Electronic Thesis and Dissertation Repository


Doctor of Philosophy




C.E. Jones


Classical B-emission (Be) stars are rapidly-rotating, massive stars that possess a dense, equatorial, gaseous disk. The presence of a disk was first inferred from the Balmer series emission that these stars exhibit, and Hα emission lines remain both a hallmark observational feature and one of the key diagnostics in determining the physical conditions within the disk.

In the first chapter of this thesis, we investigate the possible role of line-driven winds in disk formation. To test if line-driven winds could supply enough material to account for the equatorial disk, we check for the presence of Hα emission in the models that result from different combinations of line-force parameters. We find that certain combinations of line-force parameters can indeed produce significant Hα emission, and that line-driven winds may be an important mechanism in removing material from the central star.

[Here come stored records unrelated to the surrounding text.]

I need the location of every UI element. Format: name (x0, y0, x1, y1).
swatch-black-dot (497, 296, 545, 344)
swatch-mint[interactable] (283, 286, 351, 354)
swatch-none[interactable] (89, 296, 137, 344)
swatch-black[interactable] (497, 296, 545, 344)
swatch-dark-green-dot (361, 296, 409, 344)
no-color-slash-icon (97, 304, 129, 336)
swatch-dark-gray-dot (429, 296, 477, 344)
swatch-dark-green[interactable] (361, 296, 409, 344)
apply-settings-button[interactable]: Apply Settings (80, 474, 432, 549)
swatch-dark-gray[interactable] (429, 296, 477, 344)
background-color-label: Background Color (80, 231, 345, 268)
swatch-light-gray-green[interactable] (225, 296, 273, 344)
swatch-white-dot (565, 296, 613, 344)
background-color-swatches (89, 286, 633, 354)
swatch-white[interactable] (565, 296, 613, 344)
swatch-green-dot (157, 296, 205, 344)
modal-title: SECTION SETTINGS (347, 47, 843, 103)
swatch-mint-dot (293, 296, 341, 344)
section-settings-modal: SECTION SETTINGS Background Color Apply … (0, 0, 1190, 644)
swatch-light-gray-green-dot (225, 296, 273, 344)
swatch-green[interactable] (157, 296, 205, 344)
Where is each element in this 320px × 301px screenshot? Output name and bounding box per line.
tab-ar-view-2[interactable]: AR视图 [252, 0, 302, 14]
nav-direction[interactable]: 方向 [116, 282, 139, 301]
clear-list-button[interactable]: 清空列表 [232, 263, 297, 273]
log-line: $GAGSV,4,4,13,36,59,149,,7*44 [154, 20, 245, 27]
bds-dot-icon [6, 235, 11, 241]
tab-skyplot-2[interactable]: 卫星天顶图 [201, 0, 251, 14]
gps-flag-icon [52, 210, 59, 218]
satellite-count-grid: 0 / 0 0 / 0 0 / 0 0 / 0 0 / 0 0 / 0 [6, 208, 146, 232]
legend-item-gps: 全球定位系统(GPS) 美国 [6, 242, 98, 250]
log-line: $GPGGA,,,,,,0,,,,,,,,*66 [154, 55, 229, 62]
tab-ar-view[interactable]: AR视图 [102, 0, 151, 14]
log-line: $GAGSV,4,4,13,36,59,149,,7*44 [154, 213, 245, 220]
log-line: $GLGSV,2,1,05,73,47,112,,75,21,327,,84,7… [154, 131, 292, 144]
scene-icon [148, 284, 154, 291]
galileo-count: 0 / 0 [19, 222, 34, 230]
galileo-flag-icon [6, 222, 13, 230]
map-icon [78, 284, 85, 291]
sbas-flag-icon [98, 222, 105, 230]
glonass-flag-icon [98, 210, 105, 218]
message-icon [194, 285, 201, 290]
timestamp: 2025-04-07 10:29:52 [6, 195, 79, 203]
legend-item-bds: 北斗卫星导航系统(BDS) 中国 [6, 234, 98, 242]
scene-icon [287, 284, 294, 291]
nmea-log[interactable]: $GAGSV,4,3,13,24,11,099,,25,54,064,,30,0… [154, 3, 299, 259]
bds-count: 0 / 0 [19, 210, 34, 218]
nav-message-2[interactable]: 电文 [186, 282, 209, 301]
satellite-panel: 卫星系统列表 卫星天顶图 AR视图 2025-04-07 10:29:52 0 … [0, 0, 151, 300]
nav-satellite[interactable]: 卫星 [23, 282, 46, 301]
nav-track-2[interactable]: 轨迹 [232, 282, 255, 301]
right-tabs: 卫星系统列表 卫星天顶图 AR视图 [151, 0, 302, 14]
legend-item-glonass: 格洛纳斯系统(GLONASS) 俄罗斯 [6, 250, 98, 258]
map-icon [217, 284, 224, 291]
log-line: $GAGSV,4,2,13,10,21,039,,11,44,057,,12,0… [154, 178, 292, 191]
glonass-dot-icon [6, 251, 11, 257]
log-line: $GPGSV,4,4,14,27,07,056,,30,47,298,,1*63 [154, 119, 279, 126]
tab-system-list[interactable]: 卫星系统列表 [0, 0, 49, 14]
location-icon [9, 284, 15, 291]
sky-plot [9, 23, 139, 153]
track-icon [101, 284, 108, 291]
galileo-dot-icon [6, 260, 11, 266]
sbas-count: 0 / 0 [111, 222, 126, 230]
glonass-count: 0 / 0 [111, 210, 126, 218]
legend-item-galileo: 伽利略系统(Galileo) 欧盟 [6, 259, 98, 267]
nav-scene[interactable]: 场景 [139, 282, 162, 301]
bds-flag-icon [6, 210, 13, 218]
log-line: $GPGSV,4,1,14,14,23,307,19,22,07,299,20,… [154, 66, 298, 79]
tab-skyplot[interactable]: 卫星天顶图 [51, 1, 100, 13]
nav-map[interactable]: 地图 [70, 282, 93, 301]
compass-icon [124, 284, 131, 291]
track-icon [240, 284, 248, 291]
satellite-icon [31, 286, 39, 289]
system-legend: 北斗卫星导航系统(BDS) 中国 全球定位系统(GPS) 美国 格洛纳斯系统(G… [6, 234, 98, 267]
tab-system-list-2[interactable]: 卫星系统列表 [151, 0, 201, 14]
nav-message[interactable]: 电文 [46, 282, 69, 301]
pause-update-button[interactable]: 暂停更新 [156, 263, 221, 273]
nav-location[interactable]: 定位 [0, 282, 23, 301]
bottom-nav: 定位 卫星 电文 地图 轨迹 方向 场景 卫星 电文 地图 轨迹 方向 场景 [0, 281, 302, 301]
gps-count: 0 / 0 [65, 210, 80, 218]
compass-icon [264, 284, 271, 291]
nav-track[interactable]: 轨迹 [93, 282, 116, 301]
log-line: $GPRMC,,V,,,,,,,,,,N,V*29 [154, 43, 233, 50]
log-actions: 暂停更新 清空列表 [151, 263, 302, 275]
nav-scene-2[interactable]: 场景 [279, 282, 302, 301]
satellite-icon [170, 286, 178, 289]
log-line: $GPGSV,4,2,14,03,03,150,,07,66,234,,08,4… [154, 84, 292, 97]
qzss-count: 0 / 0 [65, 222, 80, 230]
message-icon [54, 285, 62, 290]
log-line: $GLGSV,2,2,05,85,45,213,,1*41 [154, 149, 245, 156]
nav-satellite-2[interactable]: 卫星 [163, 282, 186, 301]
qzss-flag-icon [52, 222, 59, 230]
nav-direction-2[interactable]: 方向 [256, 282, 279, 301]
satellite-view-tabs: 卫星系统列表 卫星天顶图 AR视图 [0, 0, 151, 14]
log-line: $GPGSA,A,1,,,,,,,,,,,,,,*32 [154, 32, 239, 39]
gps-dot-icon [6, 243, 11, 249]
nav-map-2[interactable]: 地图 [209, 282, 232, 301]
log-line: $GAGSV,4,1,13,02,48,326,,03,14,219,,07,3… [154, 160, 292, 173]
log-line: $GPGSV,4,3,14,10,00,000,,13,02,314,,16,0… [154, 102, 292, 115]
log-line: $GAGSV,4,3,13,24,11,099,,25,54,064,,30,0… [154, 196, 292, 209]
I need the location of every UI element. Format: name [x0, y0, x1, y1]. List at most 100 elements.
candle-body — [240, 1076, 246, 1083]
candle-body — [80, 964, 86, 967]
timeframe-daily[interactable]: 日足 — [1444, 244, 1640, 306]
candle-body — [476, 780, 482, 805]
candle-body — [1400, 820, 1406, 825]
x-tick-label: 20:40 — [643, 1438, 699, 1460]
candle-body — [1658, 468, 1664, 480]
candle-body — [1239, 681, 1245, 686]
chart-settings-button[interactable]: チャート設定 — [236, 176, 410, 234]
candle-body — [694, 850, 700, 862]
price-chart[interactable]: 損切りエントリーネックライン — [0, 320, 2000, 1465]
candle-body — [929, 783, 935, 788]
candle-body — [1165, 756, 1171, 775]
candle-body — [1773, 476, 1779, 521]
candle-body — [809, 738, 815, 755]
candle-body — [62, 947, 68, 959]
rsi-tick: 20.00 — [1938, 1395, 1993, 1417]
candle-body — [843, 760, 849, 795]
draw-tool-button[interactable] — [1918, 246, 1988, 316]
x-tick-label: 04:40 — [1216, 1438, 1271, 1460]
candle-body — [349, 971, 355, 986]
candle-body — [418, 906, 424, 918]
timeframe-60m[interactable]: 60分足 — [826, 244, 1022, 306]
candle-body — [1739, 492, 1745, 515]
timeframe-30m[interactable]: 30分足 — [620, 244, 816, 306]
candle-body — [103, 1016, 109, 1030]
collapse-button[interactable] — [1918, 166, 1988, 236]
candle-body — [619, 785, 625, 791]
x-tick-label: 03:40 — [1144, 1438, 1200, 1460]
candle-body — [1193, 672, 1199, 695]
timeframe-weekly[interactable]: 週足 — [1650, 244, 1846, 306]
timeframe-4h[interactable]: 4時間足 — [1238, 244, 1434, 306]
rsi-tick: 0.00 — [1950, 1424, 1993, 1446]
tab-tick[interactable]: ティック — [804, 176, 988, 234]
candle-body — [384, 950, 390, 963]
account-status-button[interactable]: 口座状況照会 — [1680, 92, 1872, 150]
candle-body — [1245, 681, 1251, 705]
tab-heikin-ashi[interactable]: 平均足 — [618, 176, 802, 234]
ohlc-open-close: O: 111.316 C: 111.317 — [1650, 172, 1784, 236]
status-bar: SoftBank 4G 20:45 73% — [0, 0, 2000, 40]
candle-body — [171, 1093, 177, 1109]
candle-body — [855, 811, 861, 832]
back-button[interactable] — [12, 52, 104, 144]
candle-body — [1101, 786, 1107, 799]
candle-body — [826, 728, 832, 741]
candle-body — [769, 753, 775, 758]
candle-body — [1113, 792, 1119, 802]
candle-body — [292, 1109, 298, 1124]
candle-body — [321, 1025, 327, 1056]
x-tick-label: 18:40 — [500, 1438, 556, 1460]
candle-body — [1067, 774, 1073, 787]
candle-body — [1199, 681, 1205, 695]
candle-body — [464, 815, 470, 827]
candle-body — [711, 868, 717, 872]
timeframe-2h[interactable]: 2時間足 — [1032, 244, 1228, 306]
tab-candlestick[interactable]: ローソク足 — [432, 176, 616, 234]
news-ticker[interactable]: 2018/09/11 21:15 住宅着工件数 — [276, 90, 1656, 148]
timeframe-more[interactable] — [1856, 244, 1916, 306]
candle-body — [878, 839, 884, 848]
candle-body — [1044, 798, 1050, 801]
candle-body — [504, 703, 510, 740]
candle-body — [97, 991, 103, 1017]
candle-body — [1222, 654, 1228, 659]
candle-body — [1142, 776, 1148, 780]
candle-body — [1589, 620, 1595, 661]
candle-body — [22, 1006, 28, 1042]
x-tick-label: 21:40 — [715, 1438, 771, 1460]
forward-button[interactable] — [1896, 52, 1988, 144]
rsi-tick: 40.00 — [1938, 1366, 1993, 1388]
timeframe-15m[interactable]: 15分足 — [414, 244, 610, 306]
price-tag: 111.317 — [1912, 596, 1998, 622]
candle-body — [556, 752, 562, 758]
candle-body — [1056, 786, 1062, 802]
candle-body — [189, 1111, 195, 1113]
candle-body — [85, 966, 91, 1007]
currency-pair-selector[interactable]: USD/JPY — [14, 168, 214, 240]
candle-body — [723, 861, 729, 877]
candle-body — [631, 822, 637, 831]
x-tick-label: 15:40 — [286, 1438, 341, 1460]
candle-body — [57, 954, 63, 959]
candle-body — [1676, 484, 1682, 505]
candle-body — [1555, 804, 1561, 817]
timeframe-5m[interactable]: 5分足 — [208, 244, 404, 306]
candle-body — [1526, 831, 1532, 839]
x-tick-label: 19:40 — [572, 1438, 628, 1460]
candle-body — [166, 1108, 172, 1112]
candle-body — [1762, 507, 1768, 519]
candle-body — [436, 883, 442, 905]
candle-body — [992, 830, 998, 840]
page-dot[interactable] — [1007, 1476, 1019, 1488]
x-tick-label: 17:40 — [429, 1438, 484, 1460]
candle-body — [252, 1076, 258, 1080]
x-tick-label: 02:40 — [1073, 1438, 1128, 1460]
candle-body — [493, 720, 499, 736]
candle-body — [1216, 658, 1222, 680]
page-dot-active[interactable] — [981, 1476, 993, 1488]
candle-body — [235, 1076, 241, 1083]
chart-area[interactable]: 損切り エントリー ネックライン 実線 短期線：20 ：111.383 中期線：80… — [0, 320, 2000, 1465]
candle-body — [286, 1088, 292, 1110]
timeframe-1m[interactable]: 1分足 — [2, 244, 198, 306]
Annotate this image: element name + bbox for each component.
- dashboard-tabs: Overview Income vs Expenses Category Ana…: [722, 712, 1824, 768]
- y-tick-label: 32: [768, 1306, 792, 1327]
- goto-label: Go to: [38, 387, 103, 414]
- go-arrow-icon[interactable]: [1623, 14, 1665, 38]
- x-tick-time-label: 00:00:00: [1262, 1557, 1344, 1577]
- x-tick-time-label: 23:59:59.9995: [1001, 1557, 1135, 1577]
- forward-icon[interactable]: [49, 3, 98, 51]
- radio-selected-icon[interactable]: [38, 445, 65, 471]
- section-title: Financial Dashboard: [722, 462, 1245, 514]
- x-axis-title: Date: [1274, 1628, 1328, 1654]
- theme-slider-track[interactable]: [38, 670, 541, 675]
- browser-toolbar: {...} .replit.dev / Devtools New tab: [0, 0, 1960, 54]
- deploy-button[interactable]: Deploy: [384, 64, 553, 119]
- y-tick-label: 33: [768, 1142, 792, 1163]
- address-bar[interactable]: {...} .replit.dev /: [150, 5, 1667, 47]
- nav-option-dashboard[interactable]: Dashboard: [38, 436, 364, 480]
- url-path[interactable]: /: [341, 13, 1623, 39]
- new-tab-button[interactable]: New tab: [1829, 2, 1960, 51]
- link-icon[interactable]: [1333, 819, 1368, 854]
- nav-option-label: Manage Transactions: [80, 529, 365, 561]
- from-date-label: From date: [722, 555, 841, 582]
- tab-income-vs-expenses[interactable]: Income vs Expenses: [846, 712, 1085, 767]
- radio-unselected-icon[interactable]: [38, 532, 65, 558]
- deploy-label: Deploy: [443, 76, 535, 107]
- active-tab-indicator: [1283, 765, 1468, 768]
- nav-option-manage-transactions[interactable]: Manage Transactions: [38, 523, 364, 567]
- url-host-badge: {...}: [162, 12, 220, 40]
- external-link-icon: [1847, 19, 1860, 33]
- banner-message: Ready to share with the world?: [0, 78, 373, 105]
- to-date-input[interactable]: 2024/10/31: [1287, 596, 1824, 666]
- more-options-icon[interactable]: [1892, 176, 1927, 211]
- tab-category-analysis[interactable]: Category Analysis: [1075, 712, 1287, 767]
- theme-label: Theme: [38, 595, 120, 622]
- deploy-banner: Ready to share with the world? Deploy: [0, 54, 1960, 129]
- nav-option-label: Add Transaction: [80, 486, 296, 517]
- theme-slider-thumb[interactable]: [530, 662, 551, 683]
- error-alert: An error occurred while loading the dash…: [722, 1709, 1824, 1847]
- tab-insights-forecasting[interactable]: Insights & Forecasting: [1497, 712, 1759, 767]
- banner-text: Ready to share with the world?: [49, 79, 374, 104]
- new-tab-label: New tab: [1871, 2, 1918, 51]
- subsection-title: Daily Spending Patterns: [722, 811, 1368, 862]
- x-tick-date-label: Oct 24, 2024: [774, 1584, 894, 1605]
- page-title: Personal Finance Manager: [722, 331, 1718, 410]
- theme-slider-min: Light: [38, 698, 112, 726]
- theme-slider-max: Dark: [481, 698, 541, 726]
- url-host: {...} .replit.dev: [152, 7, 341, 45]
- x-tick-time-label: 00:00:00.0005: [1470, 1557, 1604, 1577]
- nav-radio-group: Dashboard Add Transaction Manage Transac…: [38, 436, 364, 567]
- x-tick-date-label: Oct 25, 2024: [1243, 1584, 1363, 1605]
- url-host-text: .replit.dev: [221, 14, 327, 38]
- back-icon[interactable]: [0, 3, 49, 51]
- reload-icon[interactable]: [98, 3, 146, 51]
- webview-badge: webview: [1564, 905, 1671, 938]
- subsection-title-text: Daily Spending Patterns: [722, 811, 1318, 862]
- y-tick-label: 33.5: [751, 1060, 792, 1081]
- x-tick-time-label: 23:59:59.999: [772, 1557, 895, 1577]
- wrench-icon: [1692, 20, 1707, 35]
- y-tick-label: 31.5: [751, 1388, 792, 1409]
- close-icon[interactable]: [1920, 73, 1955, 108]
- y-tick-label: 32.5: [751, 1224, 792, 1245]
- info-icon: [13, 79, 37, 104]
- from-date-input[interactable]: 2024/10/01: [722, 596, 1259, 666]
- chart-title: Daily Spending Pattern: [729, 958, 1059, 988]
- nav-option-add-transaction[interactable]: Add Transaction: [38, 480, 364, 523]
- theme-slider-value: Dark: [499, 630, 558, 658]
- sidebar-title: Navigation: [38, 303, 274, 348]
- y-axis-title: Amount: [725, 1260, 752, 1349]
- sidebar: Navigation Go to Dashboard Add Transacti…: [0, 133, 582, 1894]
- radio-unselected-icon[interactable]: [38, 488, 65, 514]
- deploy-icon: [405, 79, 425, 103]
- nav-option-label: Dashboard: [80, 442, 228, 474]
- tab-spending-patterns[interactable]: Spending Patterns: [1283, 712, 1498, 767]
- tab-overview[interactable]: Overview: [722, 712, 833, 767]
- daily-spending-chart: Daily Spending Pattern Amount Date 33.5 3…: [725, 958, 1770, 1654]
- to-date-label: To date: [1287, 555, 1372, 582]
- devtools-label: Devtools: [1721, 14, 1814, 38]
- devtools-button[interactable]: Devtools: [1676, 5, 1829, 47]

The next chapter of this thesis employs the code Beray to perform a detailed study of the Hα emission profiles of Be shell stars. Modelling the peak height and separation of these profiles gives an indication of the average density structure of the disk, although in some cases we found that more than one density structure could adequately reproduce these features. This finding indicates that, ideally, other observables should be simultaneously considered in order to constrain the models. It was found, however, that the absorption depth of the synthetic Hα profiles was relatively insensitive to the choice of density structure, depending instead largely on the inclination angle of the model. Thus, the inclination angles of these stars are determined to within a few degrees in our models, and we find that Be shell stars may not be oriented as close to 90° as originally thought.

The final chapter of this thesis investigates the density structure of an asymmetric disk surrounding the well-known Be shell star 48 Librae. We begin our study with a thorough investigation of the central star’s spectral type (as it is not well-determined and has a significant impact on all other aspects of the model) by modelling the star’s spectral energy distribution (SED). Next, the SED and polarization levels are used to determine the inclination angle of the system. We then employ the HDUST code to model an observed Hα emission profile. We consider each peak separately, and then average the initial densities required to reproduce each peak to obtain the average initial disk density. We find that 48 Librae is best represented by a B3V central star surrounded by a very dense disk whose average initial density is 1.1 × 10−10 g cm−3 , and that the system is oriented at 85°.